When Martin filled out his World War I draft registration, it indicated already that he was in the lumber business and working for Altenburg Lumber Company.

Martin Seibel – WWI draft registration

Martin’s bride was Hulda Ahner.  She was the daughter of Friedrich August and Anna (Lungwitz) Ahner.  Here is a photo of Hulda’s parents.

Friedrich and Anna Theresia Ahner wedding
Friedrich August and Anna Ahner

Hulda was born on March 26, 1889 and baptized at Trinity Lutheran Church in Altenburg.  Although this image is made from a copy of a photograph, we can see Hulda included with many of her siblings and her parents.

Friedrich August and Anna Ahner family

Hulda can be seen standing in between her mother and father and labeled as Hulda.

That leads us up to the marriage that took place 90 years ago on this date.  Here is the marriage license for Martin and Hulda.

Seibel Ahner marriage license

Rev. Adolph Vogel was the pastor who agreed to perform a wedding ceremony on New Year’s Eve.  By the way, New Year’s Eve was on a Saturday that year, and Calvin Coolidge was the President of the United States.

About one year after they were married, Hulda gave birth to a set of twins, Corine and Lorine, on December 21, 1928.  Before the end of that year, these two babies had died.  The couple would have no more children.  I will show the death certificate for Lorine, who died on December 29th, because it illustrates an unusual situation where Lorine’s baptismal sponsor, Dr. Theodore Estel, ended up having to sign his own godchild’s death certificate about a week after she was baptized.

Lorine Seibel death certificate
Lorine Seibel death certificate

Sometime around 1938, there was a family reunion of Koesterings.  The family gathered in front of the old Koestering Store which was located across the street from Gotthold Seibel’s house.  Martin and Hulda can be seen in this photo.  I have put a red box around them.

Koestering reunion Mildred top Martin Hulda Seibel
Koestering Family Reunion

Martin Seibel was a manager of the Altenburg Lumber Company for many years.  He was mostly responsible for working in the lumber business’s retail store.  We see him in this photo in that function.

Altenburg Lumber MS
Martin Seibel at Altenburg Lumber Company

Martin and Hulda lived on the east side of Altenburg, not far from the lumberyard.  Their home was located across the road from the Trinity Cemetery.  Here we see a photo of their house, which also still stands to this day.

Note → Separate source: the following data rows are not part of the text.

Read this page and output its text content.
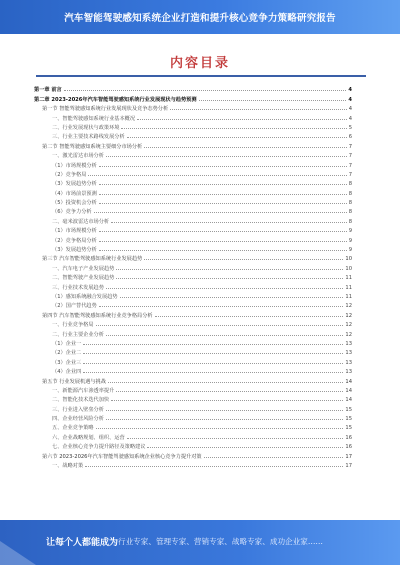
汽车智能驾驶感知系统企业打造和提升核心竞争力策略研究报告
内容目录
第一章 前言	4
第二章 2023-2026年汽车智能驾驶感知系统行业发展现状与趋势预测	4
第一节 智能驾驶感知系统行业发展现状及竞争态势分析	4
一、智能驾驶感知系统行业基本概况	4
二、行业发展现状与政策环境	5
三、行业主要技术路线发展分析	6
第二节 智能驾驶感知系统主要细分市场分析	7
一、激光雷达市场分析	7
（1）市场规模分析	7
（2）竞争格局	7
（3）发展趋势分析	8
（4）市场前景预测	8
（5）投资机会分析	8
（6）竞争力分析	8
二、毫米波雷达市场分析	8
（1）市场规模分析	9
（2）竞争格局分析	9
（3）发展趋势分析	9
第三节 汽车智能驾驶感知系统行业发展趋势	10
一、汽车电子产业发展趋势	10
二、智能驾驶产业发展趋势	11
三、行业技术发展趋势	11
（1）感知系统融合发展趋势	11
（2）国产替代趋势	12
第四节 汽车智能驾驶感知系统行业竞争格局分析	12
一、行业竞争格局	12
二、行业主要企业分析	12
（1）企业一	13
（2）企业二	13
（3）企业三	13
（4）企业四	13
第五节 行业发展机遇与挑战	14
一、新能源汽车渗透率提升	14
二、智能化技术迭代加快	14
三、行业进入壁垒分析	15
四、企业经营风险分析	15
五、企业竞争策略	15
六、企业战略规划、组织、运营	16
七、企业核心竞争力提升路径及策略建议	16
第六节 2023-2026年汽车智能驾驶感知系统企业核心竞争力提升对策	17
一、战略对策	17
让每个人都能成为 行业专家、管理专家、营销专家、战略专家、成功企业家……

Later in their lives, this photo was taken of Martin and Hulda.

Martin & Hulda Seibel
Martin and Hulda Seibel

Hulda died in 1961; Martin died in 1968.  They are both buried in the cemetery located almost directly across the road from where they lived much of their lives.  Here are their gravestones.

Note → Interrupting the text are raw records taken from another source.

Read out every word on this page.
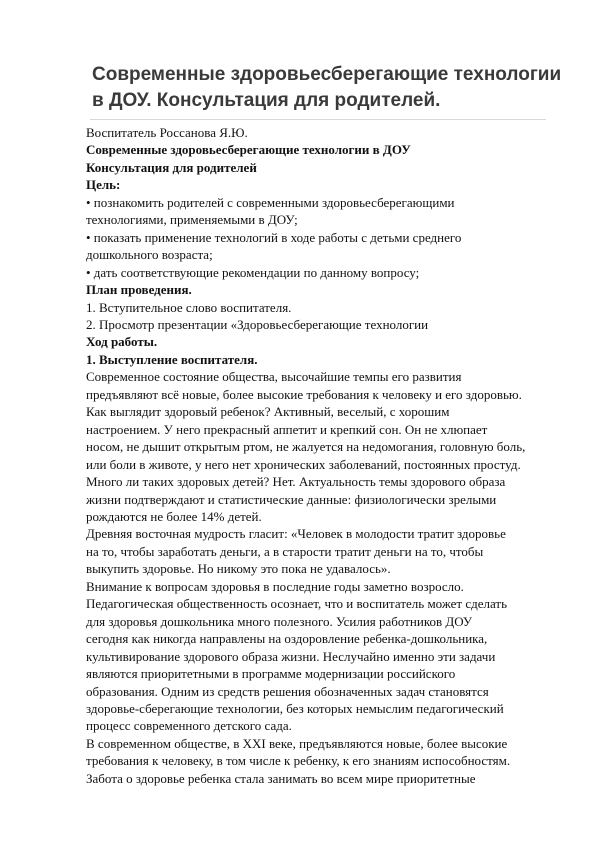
Современные здоровьесберегающие технологии
в ДОУ. Консультация для родителей.
Воспитатель Россанова Я.Ю.
Современные здоровьесберегающие технологии в ДОУ
Консультация для родителей
Цель:
• познакомить родителей с современными здоровьесберегающими
технологиями, применяемыми в ДОУ;
• показать применение технологий в ходе работы с детьми среднего
дошкольного возраста;
• дать соответствующие рекомендации по данному вопросу;
План проведения.
1. Вступительное слово воспитателя.
2. Просмотр презентации «Здоровьесберегающие технологии
Ход работы.
1. Выступление воспитателя.
Современное состояние общества, высочайшие темпы его развития
предъявляют всё новые, более высокие требования к человеку и его здоровью.
Как выглядит здоровый ребенок? Активный, веселый, с хорошим
настроением. У него прекрасный аппетит и крепкий сон. Он не хлюпает
носом, не дышит открытым ртом, не жалуется на недомогания, головную боль,
или боли в животе, у него нет хронических заболеваний, постоянных простуд.
Много ли таких здоровых детей? Нет. Актуальность темы здорового образа
жизни подтверждают и статистические данные: физиологически зрелыми
рождаются не более 14% детей.
Древняя восточная мудрость гласит: «Человек в молодости тратит здоровье
на то, чтобы заработать деньги, а в старости тратит деньги на то, чтобы
выкупить здоровье. Но никому это пока не удавалось».
Внимание к вопросам здоровья в последние годы заметно возросло.
Педагогическая общественность осознает, что и воспитатель может сделать
для здоровья дошкольника много полезного. Усилия работников ДОУ
сегодня как никогда направлены на оздоровление ребенка-дошкольника,
культивирование здорового образа жизни. Неслучайно именно эти задачи
являются приоритетными в программе модернизации российского
образования. Одним из средств решения обозначенных задач становятся
здоровье-сберегающие технологии, без которых немыслим педагогический
процесс современного детского сада.
В современном обществе, в XXI веке, предъявляются новые, более высокие
требования к человеку, в том числе к ребенку, к его знаниям испособностям.
Забота о здоровье ребенка стала занимать во всем мире приоритетные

Despite the fact that Martin and Hulda had no children who survived, their Seibel and Ahner relatives gave them plenty of family.

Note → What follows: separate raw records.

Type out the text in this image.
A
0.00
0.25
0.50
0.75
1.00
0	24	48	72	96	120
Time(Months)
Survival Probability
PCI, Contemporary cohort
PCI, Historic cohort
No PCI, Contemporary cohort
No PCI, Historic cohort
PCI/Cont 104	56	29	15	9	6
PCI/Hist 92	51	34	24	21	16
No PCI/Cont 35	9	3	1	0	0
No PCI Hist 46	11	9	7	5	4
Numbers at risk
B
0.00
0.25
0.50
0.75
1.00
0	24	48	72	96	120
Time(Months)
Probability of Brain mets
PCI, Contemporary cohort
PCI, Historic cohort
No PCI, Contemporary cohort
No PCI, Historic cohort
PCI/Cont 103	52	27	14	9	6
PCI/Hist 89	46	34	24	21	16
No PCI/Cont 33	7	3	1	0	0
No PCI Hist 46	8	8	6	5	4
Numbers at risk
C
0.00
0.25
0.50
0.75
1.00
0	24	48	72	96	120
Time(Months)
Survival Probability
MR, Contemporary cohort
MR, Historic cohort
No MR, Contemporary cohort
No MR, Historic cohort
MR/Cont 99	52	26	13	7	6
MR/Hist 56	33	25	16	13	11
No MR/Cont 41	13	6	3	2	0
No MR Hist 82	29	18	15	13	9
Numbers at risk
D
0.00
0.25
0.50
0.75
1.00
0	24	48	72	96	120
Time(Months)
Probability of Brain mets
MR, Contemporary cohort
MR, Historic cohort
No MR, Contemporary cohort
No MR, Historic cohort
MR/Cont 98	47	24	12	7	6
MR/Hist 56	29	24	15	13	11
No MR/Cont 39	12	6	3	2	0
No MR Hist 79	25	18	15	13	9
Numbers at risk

3 thoughts on “Max and Hulda’s New Year’s Eve Party

  1. I want you to know how much I enjoy reading your daily historical column. As a native of East Perry County who left many years ago, your stories bring back many memories. I only have recently subscribed since I was unaware of the museum. Max and Hulda were my great Aunt and Uncle. I remember them and visiting them. My father was Curt “Pat” Hoehne. Thanks again for all your hard research. I am a big fan of Ancestry. com. I use it almost every day. As a fellow historian, I say keep up good work!!! Have a wonderful and healthy New Year.


  2. Having lived next door for awhile to Aunt Hulda and Uncle Max, they had a Jersey cow and aunt Hulda made very good cook cheese. Mom would give me a bowl and 50 cents to get that delicious cheese. I remember Uncle Max standing out in front of the lumber yard and waving to me as I rode my bike by.
    What a wonderful memory, Warren.


    1. I have seen the Gotthold Seibel family picture many times because my Grandmother, Alma Buck, is one of the children shown. Thank you for drawing attention to the background because this is the first time I have noticed it. I don’t know whose picture is on the wall but the secretary-hutch next to it is in my home as well as a daybed my Great-Grandfather built for the house they lived in. What an added treasure to see it in this photo of the family.
      Thank you, Warren, for the many stories and all who contribute to keeping our Lutheran heritage for generations to come.